Reading Lichtenwanger














I am reading William Lichtenwanger’s “Henry Cowell, Composer of Music.” The first couple of pages concerns itself with Cowell’s native intelligence. (Apparently, he might have been a botanist if he’d had a solid academic foundation.) The opening epigraph features a Copland quote wherein he states that Cowell “discovered” tone clusters. Preposterous. Every toddler that ever reached up and banged a pudgy fist on a keyboard invented clusters. From what I can tell, however, Cowell did have the courage of his convictions. He wrote New Musical Resources very early (apparently “borrowing” some ideas about metrics) and wrote music accordingly. What I want to know about Cowell is why he is so important to the American music that followed him. (Of course, the answer to that question cannot be confined solely to an investigation of Cowell himself or his music. We must look at the composers to whom Cowell was important.)
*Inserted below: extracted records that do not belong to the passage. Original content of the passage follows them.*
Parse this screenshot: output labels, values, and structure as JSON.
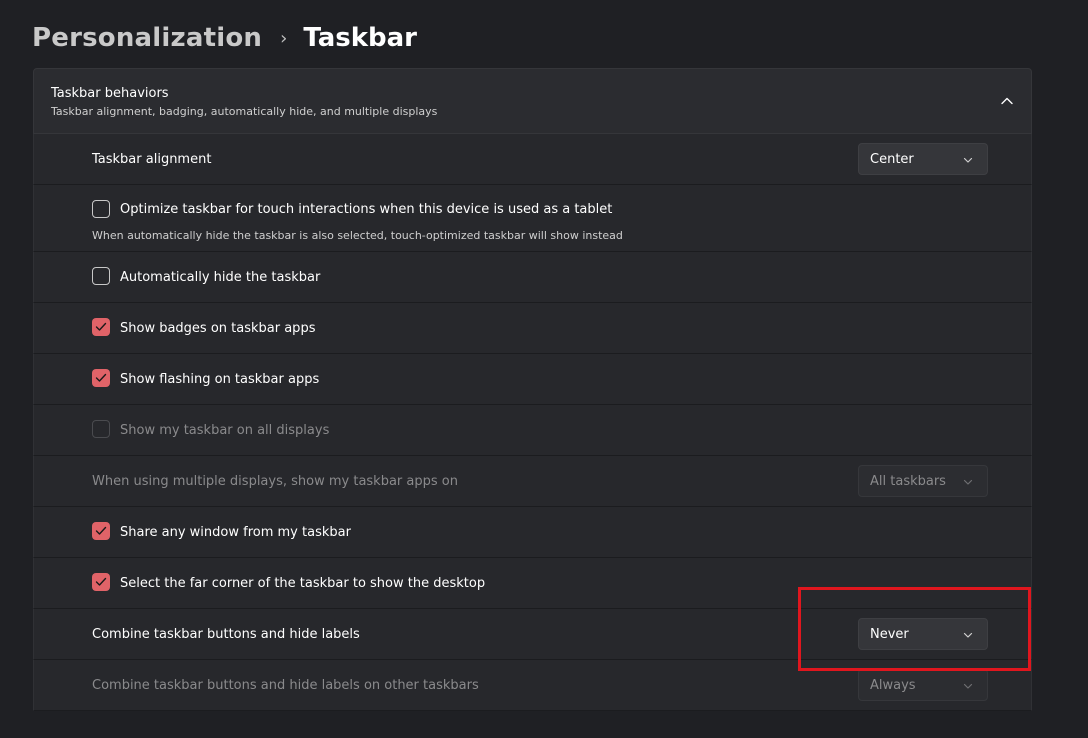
{
  "breadcrumb": {
    "parent": "Personalization",
    "separator": "›",
    "current": "Taskbar"
  },
  "section": {
    "title": "Taskbar behaviors",
    "subtitle": "Taskbar alignment, badging, automatically hide, and multiple displays",
    "expanded": true
  },
  "rows": {
    "alignment": {
      "label": "Taskbar alignment",
      "value": "Center"
    },
    "touch": {
      "label": "Optimize taskbar for touch interactions when this device is used as a tablet",
      "description": "When automatically hide the taskbar is also selected, touch-optimized taskbar will show instead",
      "checked": false
    },
    "autohide": {
      "label": "Automatically hide the taskbar",
      "checked": false
    },
    "badges": {
      "label": "Show badges on taskbar apps",
      "checked": true
    },
    "flashing": {
      "label": "Show flashing on taskbar apps",
      "checked": true
    },
    "all_displays": {
      "label": "Show my taskbar on all displays",
      "checked": false,
      "disabled": true
    },
    "multi_display_apps": {
      "label": "When using multiple displays, show my taskbar apps on",
      "value": "All taskbars",
      "disabled": true
    },
    "share_window": {
      "label": "Share any window from my taskbar",
      "checked": true
    },
    "far_corner": {
      "label": "Select the far corner of the taskbar to show the desktop",
      "checked": true
    },
    "combine": {
      "label": "Combine taskbar buttons and hide labels",
      "value": "Never"
    },
    "combine_other": {
      "label": "Combine taskbar buttons and hide labels on other taskbars",
      "value": "Always",
      "disabled": true
    }
  },
  "colors": {
    "accent": "#e06368",
    "highlight": "#e0161e",
    "background": "#1f2024"
  }
}
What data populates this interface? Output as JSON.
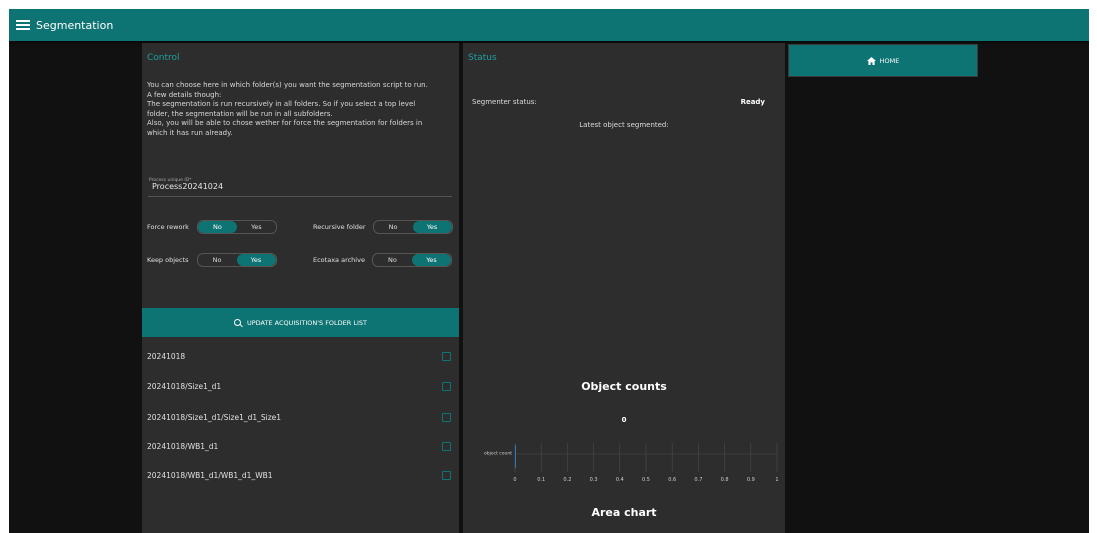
{
  "header": {
    "title": "Segmentation",
    "menu_icon": "menu-icon"
  },
  "control": {
    "title": "Control",
    "description": [
      "You can choose here in which folder(s) you want the segmentation script to run.",
      "A few details though:",
      "The segmentation is run recursively in all folders. So if you select a top level",
      "folder, the segmentation will be run in all subfolders.",
      "Also, you will be able to chose wether for force the segmentation for folders in",
      "which it has run already."
    ],
    "process_id": {
      "label": "Process unique ID*",
      "value": "Process20241024"
    },
    "toggles": {
      "force_rework": {
        "label": "Force rework",
        "options": [
          "No",
          "Yes"
        ],
        "selected": "No"
      },
      "recursive_folder": {
        "label": "Recursive folder",
        "options": [
          "No",
          "Yes"
        ],
        "selected": "Yes"
      },
      "keep_objects": {
        "label": "Keep objects",
        "options": [
          "No",
          "Yes"
        ],
        "selected": "Yes"
      },
      "ecotaxa_archive": {
        "label": "Ecotaxa archive",
        "options": [
          "No",
          "Yes"
        ],
        "selected": "Yes"
      }
    },
    "update_button": {
      "label": "UPDATE ACQUISITION'S FOLDER LIST",
      "icon": "search-icon"
    },
    "folders": [
      {
        "name": "20241018",
        "checked": false
      },
      {
        "name": "20241018/Size1_d1",
        "checked": false
      },
      {
        "name": "20241018/Size1_d1/Size1_d1_Size1",
        "checked": false
      },
      {
        "name": "20241018/WB1_d1",
        "checked": false
      },
      {
        "name": "20241018/WB1_d1/WB1_d1_WB1",
        "checked": false
      }
    ]
  },
  "status": {
    "title": "Status",
    "segmenter_status_label": "Segmenter status:",
    "segmenter_status_value": "Ready",
    "latest_object_label": "Latest object segmented:",
    "object_counts_title": "Object counts",
    "object_counts_value": "0",
    "area_chart_title": "Area chart"
  },
  "home_button": {
    "label": "HOME",
    "icon": "home-icon"
  },
  "colors": {
    "accent": "#0e7373",
    "panel": "#2d2d2d",
    "background": "#111111"
  },
  "chart_data": {
    "type": "bar",
    "categories": [
      "object count"
    ],
    "values": [
      0
    ],
    "xlim": [
      0,
      1
    ],
    "xticks": [
      "0",
      "0.1",
      "0.2",
      "0.3",
      "0.4",
      "0.5",
      "0.6",
      "0.7",
      "0.8",
      "0.9",
      "1"
    ],
    "grid": true,
    "orientation": "horizontal"
  }
}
Lichtenwanger leads off by reminding us that Cowell was more interested in sound variety than great originality:

[Cowell] would have argued that his desire to ‘live in the whole world of music’ led him to create patterns of sound in which great musical originality was less important than a variety of sounds and interesting results.
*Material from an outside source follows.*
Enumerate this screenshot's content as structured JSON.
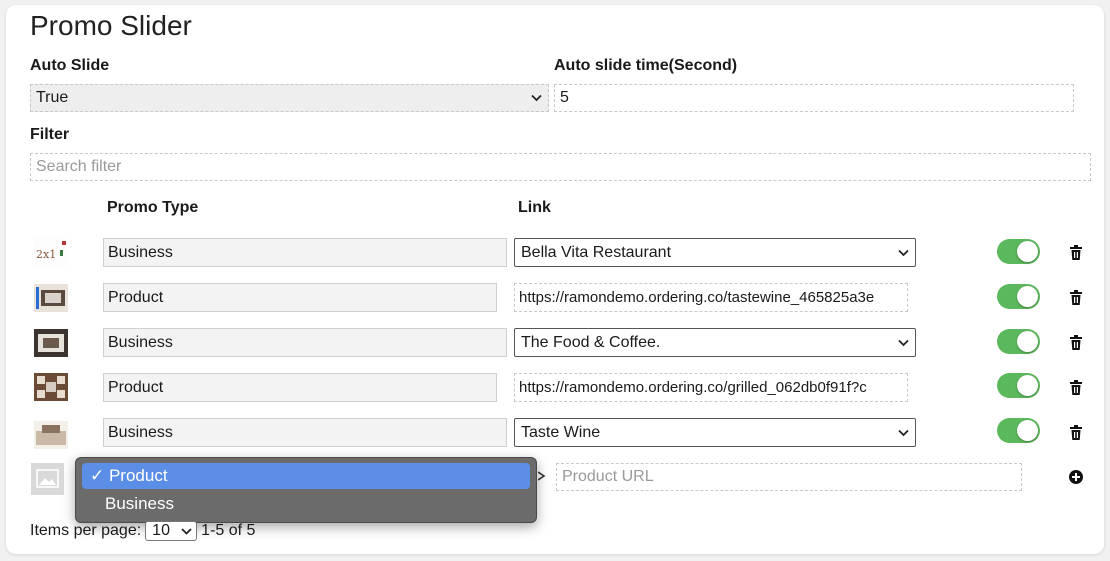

This quote appears to be out of sync with the story Cowell tells about himself. When he was young, he practiced hearing music in his head, even multiple lines. He noticed over time that music would appear in his mind not of his own construction, but unbidden. With effort, he found he could force these moments. This does not appear however to support the idea that Cowell was satisfied with “interesting results.” Anyone who labors to invite such inspiration is more than tinkering. Cowell himself voices his disappointment at finally writing down and playing these ideas. “Could it be,” Cowell asks, “that this rather uninteresting collection of sounds was the same as the theme that sounded so glorious in my mind?”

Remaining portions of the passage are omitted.